Cover your margin call by depositing funds or reducing your existing positions.


  • When you fund your account, notify our risk & credit department. Send proof of payment (i.e. screen shot from your online banking statement) to or fax 1.888.767.1819.

  • Third party deposits are not allowed. This means the name of the person (or persons) on the account from the depositing institution does not match the name on the Questrade account.
What are Questrade's margin requirements for stock?
Many well known stocks trading over $2 have a 30% margin requirement, which means that to buy $100 worth of stock you can put $30 towards the purchase and borrow the $70. For more details, please refer to the stocks and options section of our website.
How are the balances calculated?
Balances calculation
Market value of all positions
+ Cash balance
= Equity
- Market value of long options
+ Market value of short options
- Margin requirement on all positions
= Maintenance excess
= Buying power
What is a concentrated position?
A concentrated position is when the market value of security is greater than equity in the account. Although theoretically one can buy stock to the maximum of 3.3 times of equity (if the stock is eligible for 30% reduced margin), Questrade advises against creating concentrated positions and may from time to time request you to reduce concentrated positions.
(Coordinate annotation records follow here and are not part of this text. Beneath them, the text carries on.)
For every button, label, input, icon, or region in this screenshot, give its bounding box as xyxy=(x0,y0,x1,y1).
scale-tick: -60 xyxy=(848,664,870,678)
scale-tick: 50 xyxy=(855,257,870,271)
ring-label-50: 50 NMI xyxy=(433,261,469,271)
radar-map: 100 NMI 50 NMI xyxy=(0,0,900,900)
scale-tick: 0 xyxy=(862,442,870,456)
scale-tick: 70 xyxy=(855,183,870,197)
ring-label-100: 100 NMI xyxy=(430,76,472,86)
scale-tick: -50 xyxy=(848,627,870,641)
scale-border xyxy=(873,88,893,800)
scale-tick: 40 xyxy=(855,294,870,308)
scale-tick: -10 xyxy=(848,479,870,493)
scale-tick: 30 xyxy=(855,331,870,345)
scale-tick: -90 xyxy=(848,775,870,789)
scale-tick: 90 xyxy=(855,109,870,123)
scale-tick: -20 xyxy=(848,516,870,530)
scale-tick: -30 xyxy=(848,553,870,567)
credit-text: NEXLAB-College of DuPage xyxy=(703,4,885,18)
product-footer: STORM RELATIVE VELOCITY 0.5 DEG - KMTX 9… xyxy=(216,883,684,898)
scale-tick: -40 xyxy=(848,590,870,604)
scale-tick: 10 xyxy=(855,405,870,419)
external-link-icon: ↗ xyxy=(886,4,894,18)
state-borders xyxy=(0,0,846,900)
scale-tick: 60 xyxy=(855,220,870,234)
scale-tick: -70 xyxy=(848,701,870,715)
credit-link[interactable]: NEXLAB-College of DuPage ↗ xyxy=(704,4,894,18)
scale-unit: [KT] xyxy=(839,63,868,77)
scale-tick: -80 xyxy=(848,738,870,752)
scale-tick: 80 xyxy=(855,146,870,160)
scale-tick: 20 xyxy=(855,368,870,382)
Account balances definitions

Cash balance in the account. A negative value indicates borrowed funds.
Market value
Current total value of owned shares.
Cash plus total market value of all positions.
Maintenance excess
The difference between your equity and margin requirement is the maintenance excess, and represents the equity available to support new trades. Please note that any open orders reduce maintenance excess.
Buying power (BP)
Buying power is three times your maintenance excess. Buying power represents the maximum amount of stock you could buy based on leverage. For example, if you deposit $1,000 and are buying a stock with a 30% margin requirement, you could buy a maximum of $3,333.33 of this stock ($1,000/.3). Please note that buying power is less if you purchase stocks with higher margin requirement.